American soccer player

Paolo DelPiccolo (born May 28, 1991) is an American retired soccer player who is currently an assistant coach for Louisville City in the USL Championship.

==Career==

===College and amateur===
DelPiccolo played four years of college soccer at the University of Louisville between 2009 and 2012.

===Professional career===
DelPiccolo was drafted 27th overall by Montreal Impact in the 2013 MLS SuperDraft. However, he opted to move abroad and signed with Eintracht Frankfurt in January 2013.

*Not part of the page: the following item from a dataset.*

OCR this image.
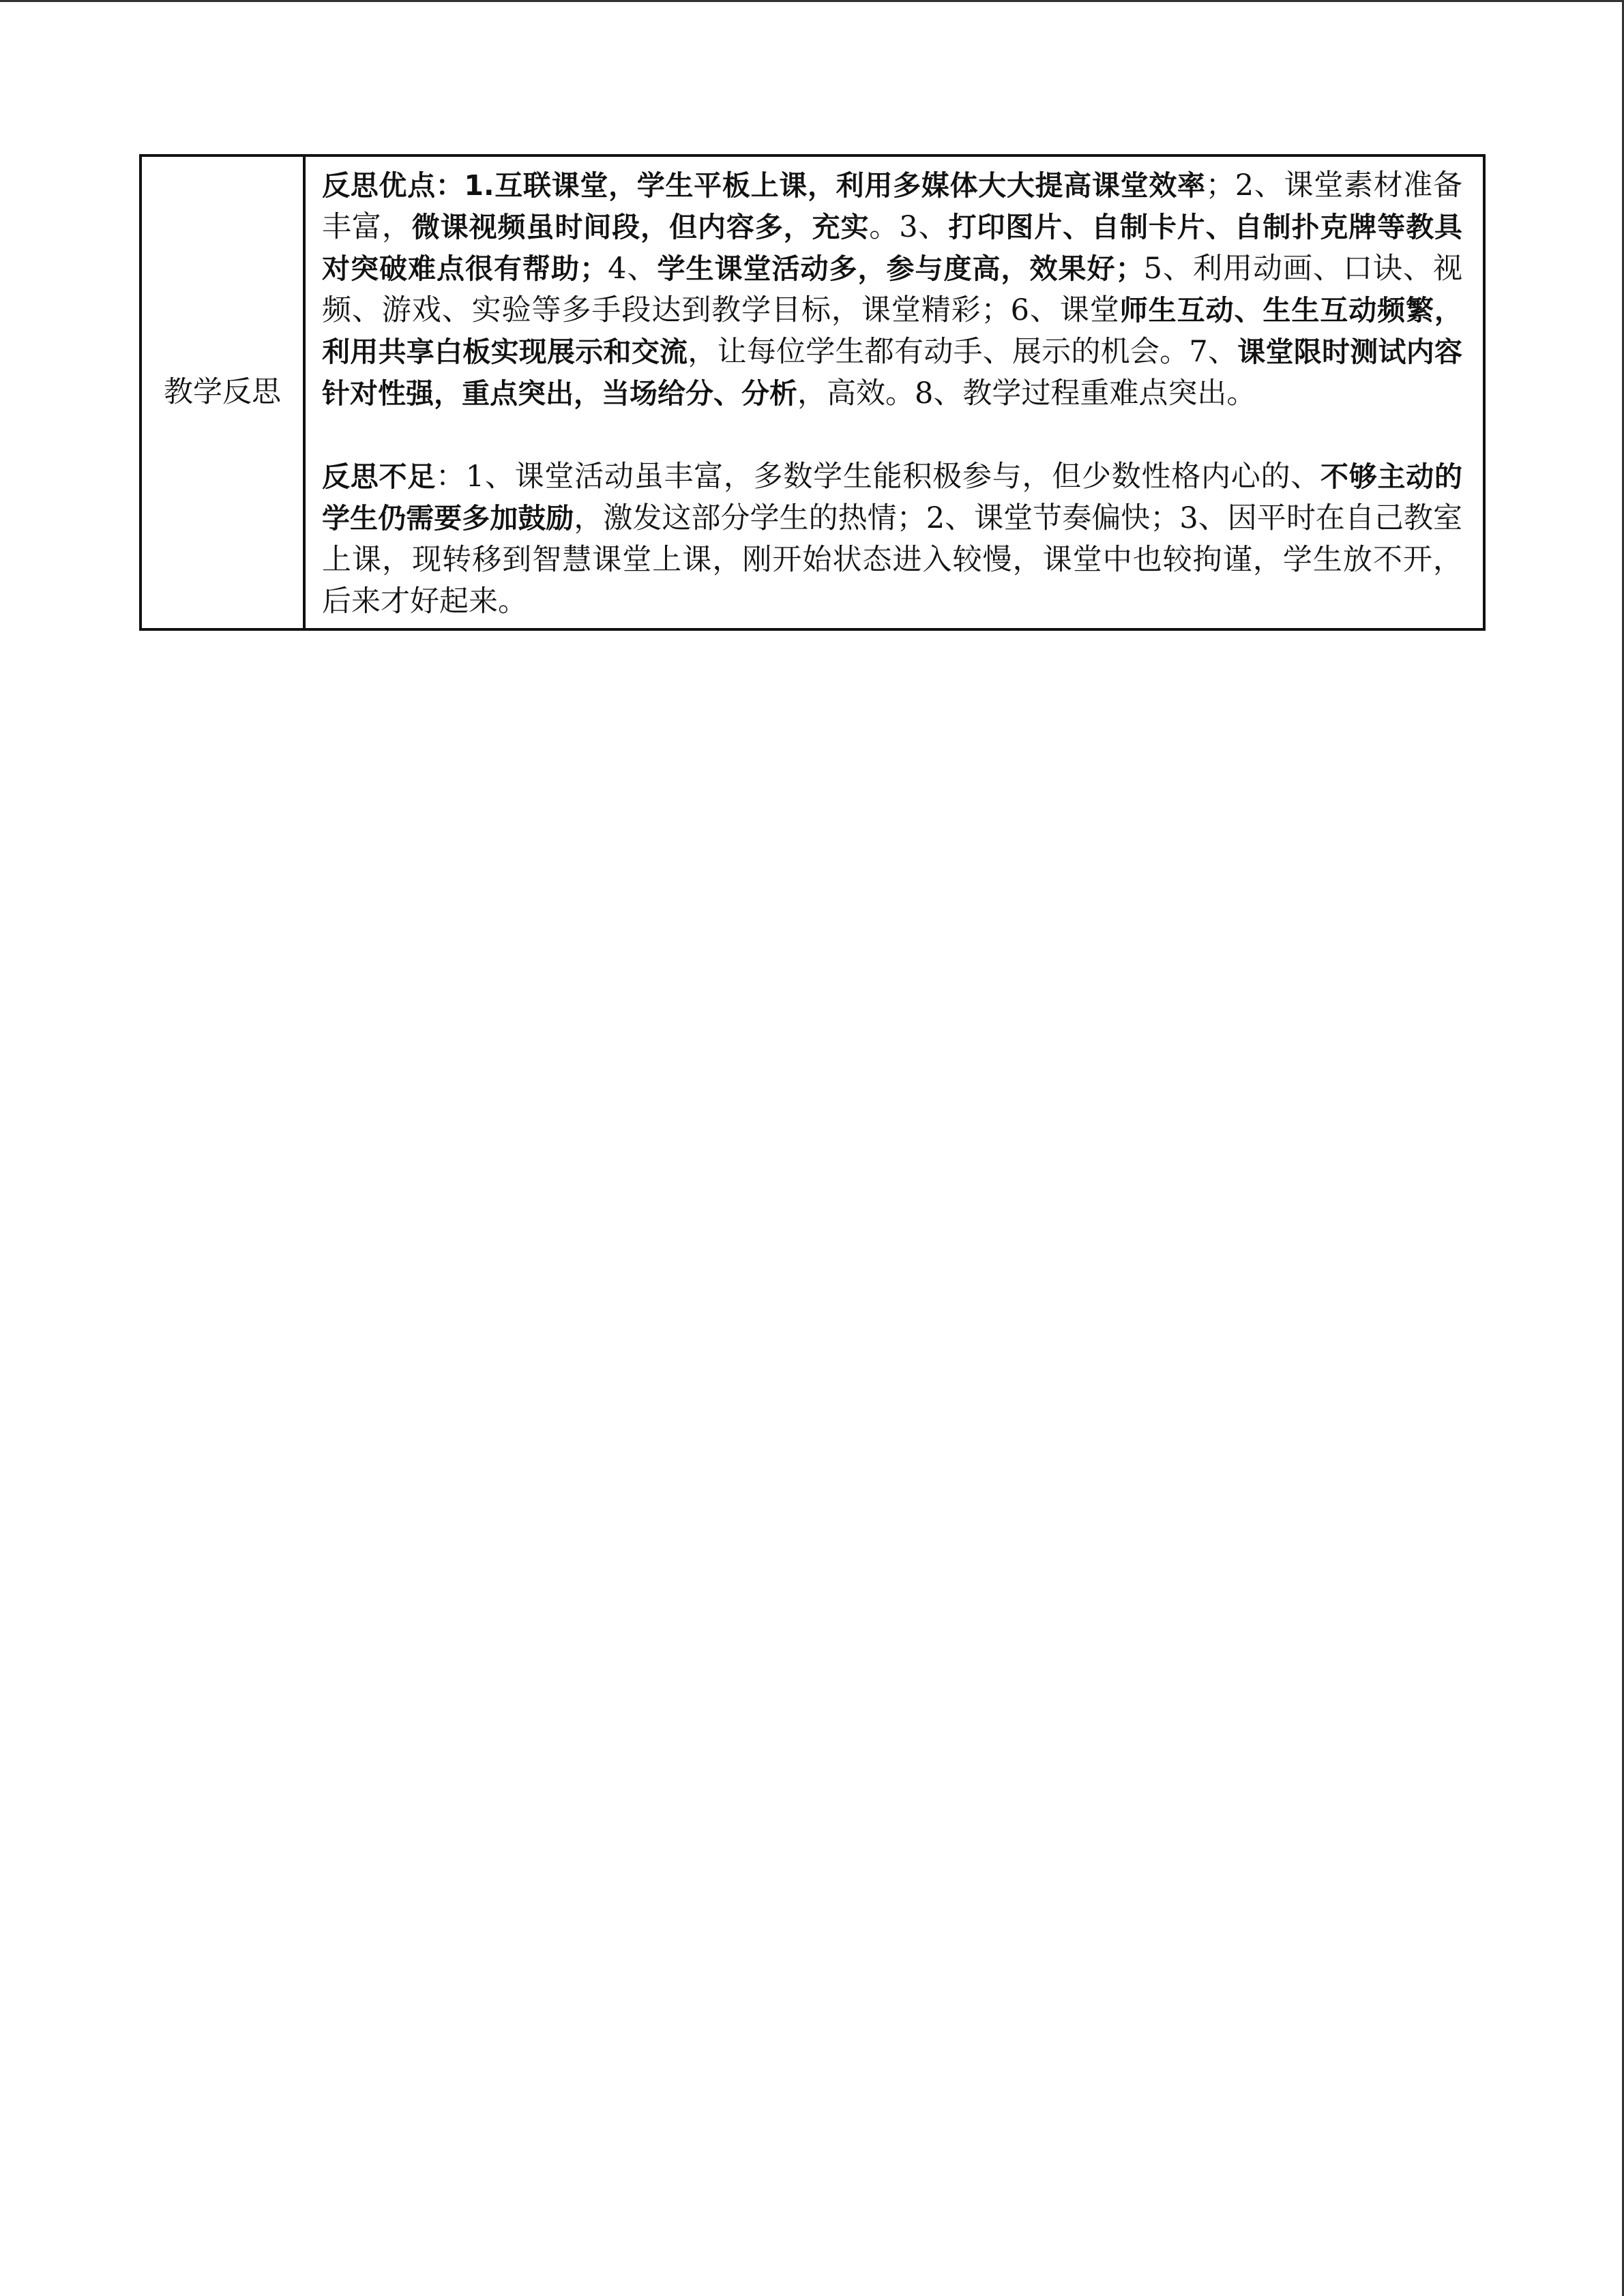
教学反思	

反思优点：1.互联课堂，学生平板上课，利用多媒体大大提高课堂效率；2、课堂素材准备丰富，微课视频虽时间段，但内容多，充实。3、打印图片、自制卡片、自制扑克牌等教具对突破难点很有帮助；4、学生课堂活动多，参与度高，效果好；5、利用动画、口诀、视频、游戏、实验等多手段达到教学目标，课堂精彩；6、课堂师生互动、生生互动频繁，利用共享白板实现展示和交流，让每位学生都有动手、展示的机会。7、课堂限时测试内容针对性强，重点突出，当场给分、分析，高效。8、教学过程重难点突出。

反思不足：1、课堂活动虽丰富，多数学生能积极参与，但少数性格内心的、不够主动的学生仍需要多加鼓励，激发这部分学生的热情；2、课堂节奏偏快；3、因平时在自己教室上课，现转移到智慧课堂上课，刚开始状态进入较慢，课堂中也较拘谨，学生放不开，后来才好起来。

DelPiccolo was released by Frankfurt at the end of their 2012–13 season and signed with Montreal Impact on July 5, 2013. He was waived at the end of the season by Montreal without making a first team appearance and was subsequently signed by New England Revolution in the MLS Waiver Draft on November 25, 2013. However, DelPiccolo was waived by New England just before the start of the 2014 MLS season on March 10, 2014.

On April 10, 2014, DelPiccolo signed with USL Pro club Arizona United. On January 22, 2015, DelPiccolo signed with the Charlotte Independence.

DelPiccolo signed with USL's Louisville City FC on February 2, 2016. On March 22, 2022, DelPiccolo became just the 12th player in USL Championship history to reach 200 regular season appearances during a 1–1 draw against Indy Eleven.

After eight seasons with Louisville, DelPiccolo retired as the club's all-time appearances leader on January 22, 2024. He moved into coaching roles, as an assistant for the USL Championship first team, and also with the club's academy.

==Honors==
===Club===
Louisville City FC
- USL Cup (2): 2017, 2018

===Individual===
- USL Cup Final MVP: 2017

==Personal life==
As of March 2020, DelPiccolo is in a relationship with Katie George, a former University of Louisville volleyball player and Miss Kentucky USA and journalist with the ACC Network.